Most of my days I can barely remember my kids’ names or what I ate for breakfast but reading about the journalism fiasco involving Rolling Stone magazine and a retracted gang rape story involving a University of Virginia fraternity a twenty-three-year-old memory waved over me and the details reminded of what I believe in to my core.
In early 1992, I was working as a news reporter and producer for two Tuscaloosa radio stations. I was nearing the end of my undergraduate degree in Communications and starting my third year as a working journalist. A friend of a friend told me about a failed drug test of a University of Alabama (where I was enrolled) athlete and it’s alleged cover-up by the school’s powerful athletic forces. My editor, a fellow reporter, and one of my station’s ombudsmen help me fact check and vet the sources. Three days later I had everything for a blockbuster presentation that would have “made me” in the business at the young age of twenty-one. All I needed was one of the sources to go on record and the actual dirty drug test. At the eleventh hour my star whistleblower got cold feet and my story was sunk. We had to kill it because the standards of the day dictated so and no one even thought about going forward.
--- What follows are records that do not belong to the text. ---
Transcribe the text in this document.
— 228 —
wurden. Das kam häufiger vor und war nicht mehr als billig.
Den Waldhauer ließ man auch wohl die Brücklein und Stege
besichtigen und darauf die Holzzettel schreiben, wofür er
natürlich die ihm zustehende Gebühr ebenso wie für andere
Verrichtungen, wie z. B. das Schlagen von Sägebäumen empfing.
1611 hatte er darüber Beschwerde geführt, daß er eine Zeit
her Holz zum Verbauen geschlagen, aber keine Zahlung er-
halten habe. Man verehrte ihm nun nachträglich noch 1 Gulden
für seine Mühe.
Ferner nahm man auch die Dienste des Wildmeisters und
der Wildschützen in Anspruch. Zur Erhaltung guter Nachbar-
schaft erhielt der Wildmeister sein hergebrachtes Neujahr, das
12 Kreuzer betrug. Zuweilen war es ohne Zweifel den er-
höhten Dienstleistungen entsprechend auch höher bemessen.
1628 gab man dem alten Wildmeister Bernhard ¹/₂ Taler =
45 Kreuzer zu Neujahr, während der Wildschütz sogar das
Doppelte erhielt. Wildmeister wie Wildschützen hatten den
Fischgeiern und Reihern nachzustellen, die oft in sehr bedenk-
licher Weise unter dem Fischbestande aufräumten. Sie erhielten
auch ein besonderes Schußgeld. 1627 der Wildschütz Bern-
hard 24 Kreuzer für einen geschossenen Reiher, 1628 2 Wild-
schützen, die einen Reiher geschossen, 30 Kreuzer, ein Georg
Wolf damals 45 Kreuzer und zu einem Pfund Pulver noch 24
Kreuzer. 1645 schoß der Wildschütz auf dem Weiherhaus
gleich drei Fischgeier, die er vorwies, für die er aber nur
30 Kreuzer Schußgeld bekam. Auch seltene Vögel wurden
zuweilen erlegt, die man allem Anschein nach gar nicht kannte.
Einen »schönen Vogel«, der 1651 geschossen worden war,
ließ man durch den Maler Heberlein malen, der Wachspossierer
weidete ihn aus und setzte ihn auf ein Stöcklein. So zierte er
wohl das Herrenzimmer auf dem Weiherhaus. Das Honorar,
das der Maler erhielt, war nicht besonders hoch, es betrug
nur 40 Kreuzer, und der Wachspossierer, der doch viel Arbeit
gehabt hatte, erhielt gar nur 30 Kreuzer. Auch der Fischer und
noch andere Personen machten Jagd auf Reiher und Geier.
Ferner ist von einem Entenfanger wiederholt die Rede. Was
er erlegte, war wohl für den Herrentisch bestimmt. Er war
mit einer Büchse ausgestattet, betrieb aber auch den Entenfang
What makes Rolling Stone’s admission that their reporters and editors didn’t fact check their tale or investigate their main source, an alleged sexual assault victim, so egregious is that in less than a generation, this is even possible. The usual hand-wringing from media-haters make it sound like Rolling Stone’s yellow journalism is common.
It is not.
Seriously, put your faces close to the screen and get what I’m trying to convey to you.
It is not common. Rolling Stone’s bad journalism is not usual.
For over 15 years, on a full and or part-time basis, I’ve worked around the media as reporter, producer, copy writer, blogger, web site owner, or freelance writer. I promise you what I went through in 1992 is the way journalism works and most people in the business are sickened by what’s happened with Rolling Stone. I never once saw someone fake a story or run with something they knew wasn’t true.
That incident from my college days was one of maybe a dozen stories that were dashed because of poor sourcing, lack of evidence or just not enough to run with. You dropped the chase, kept the names on your rolodex, then moved on to the next thing. The majority of reporters do this, most journalism works this way.
For all the sayers of nay out there who will tell you we are in a downward spiral concerning media, I counter with, oh shut up and pay attention.
Sure, opinion and arguing and bloggers who want click bait make the most noise but the maximum amount of information is well-researched, impeccably written, and gorgeously presented but because we want eye-candy gratification we don’t talk about it as much as the other.
Rolling Stone lowered themselves but journalism is fine. It’s still be practiced but you have to have the want to and the need to go find it. Everything else is stone cold crazy.